Exchanging information with settlement agents using email or faxes is not only time consuming and error-prone, but it also risks compromising borrowers' personal information. And, there is no way to construct and maintain a reliable audit trail of different versions of the CD and changes that have been made to them. It also becomes difficult to calculate the baseline that is so critical for tolerance calculations.
A best-of-breed solution would include a secure, electronic workspace where lenders invite settlement agents to collaborate on the fee data for use in the CD and that would give lenders the final word on fees. Settlement agents are notified via email that a settlement request is ready for review, and they are able to sign in directly to view the individual request. Or, settlement agents can sign in to a secure portal to see a complete list of settlement requests from all lenders they do business with. Fee data from the preliminary CD is automatically populated on a fee worksheet and is organized by tolerance categories.
Lenders and settlement agents are able to securely collaborate to review, update and validate fees and add comments as necessary. In addition, TRID tolerance checks are automatically performed to alert the lender of any fees that are outside of accepted tolerances, and the potential costs to cure are calculated. All versions of CDs are tracked, and a complete audit trail of all changes and comments is maintained.
Once the lender approves the final fee data, a CD is ordered from the lender's document preparation provider. Best-of-breed solutions also include electronic transaction capabilities, including e-signatures, to expedite the delivery and signing of CDs and other mortgage-related documents, eliminating the time and effort required to print, assemble and ship physical documents. Not only do electronic transactions expedite the process, but they also appeal to a new generation of consumers who have become comfortable with electronic transactions in their everyday financial lives – thus improving their overall loan experiences.

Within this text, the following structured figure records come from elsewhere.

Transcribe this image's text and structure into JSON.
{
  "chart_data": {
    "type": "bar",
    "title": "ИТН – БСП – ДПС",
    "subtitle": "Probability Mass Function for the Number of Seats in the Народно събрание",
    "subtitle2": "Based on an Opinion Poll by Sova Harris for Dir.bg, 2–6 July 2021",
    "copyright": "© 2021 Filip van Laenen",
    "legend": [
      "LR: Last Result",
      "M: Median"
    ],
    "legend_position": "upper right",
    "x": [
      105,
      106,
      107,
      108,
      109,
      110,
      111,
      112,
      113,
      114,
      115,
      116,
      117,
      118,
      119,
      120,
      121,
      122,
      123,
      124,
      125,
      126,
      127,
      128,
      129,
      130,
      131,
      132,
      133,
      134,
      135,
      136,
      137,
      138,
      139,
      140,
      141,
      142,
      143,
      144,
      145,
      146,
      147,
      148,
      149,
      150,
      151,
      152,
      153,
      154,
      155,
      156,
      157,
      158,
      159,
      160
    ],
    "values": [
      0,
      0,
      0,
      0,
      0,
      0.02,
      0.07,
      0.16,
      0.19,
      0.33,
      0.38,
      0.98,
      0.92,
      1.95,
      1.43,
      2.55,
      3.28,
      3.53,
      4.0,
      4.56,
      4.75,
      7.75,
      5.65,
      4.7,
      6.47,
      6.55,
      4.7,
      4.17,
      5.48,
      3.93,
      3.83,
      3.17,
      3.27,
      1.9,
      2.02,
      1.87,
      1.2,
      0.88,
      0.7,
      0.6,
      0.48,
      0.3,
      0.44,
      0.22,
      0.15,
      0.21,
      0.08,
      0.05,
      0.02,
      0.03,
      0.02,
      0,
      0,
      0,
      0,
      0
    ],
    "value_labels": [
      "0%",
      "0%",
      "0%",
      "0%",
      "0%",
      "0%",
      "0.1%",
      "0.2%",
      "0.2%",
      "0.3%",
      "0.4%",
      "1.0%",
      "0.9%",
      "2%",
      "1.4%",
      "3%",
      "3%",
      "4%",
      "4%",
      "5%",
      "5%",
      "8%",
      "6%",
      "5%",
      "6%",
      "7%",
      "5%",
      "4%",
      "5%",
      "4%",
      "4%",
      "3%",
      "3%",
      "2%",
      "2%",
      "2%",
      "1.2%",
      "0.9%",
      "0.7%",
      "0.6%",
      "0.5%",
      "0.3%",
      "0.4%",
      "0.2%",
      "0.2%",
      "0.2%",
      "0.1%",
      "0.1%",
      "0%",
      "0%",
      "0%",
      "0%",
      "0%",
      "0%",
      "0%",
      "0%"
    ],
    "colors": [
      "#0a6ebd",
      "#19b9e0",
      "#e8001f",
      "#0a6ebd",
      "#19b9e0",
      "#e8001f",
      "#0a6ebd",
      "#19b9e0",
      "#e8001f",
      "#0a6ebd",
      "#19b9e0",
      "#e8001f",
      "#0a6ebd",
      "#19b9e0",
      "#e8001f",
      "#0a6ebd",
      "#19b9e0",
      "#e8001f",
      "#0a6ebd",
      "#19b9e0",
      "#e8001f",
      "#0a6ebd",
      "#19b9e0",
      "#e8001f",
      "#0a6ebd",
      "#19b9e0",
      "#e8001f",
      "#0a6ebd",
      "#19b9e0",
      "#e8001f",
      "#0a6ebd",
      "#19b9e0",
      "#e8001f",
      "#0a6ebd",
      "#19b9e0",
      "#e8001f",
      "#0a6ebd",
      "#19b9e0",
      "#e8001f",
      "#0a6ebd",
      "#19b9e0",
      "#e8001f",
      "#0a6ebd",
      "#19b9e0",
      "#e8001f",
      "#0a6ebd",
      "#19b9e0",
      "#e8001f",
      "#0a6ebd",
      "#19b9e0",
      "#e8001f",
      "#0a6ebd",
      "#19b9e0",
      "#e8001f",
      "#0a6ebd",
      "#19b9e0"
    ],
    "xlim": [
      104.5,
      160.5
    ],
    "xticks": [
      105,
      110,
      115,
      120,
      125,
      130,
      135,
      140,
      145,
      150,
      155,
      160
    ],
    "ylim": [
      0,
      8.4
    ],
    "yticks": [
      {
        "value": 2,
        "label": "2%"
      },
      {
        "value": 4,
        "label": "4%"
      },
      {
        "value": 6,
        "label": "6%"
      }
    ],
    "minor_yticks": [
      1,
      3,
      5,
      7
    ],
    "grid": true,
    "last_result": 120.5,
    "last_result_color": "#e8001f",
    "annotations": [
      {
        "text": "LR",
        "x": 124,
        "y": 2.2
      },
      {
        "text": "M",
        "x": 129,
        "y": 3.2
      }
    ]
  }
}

Now that the industry is well past the TRID effective date and the first loans subject to the TRID rule have closed, lenders need to take the time to evaluate their current approaches to TRID and examine how they could benefit from a technology-based approach to TRID. By leveraging technology, lenders can improve effective collaboration and communication with their settlement partners, automatically perform TRID tolerance checks, and expedite the process of creating compliant CDs and delivering them to borrowers for signature – saving time and money.
Now that lenders carry complete responsibility for the CD and are at fault for any mistakes during closings, they need to leverage the right technology to give them control over the entire closing process.
Sanjeev Malaney is founder and CEO of Capsilon Corp., a provider of cloud-based document imaging and data capture solutions for the mortgage industry.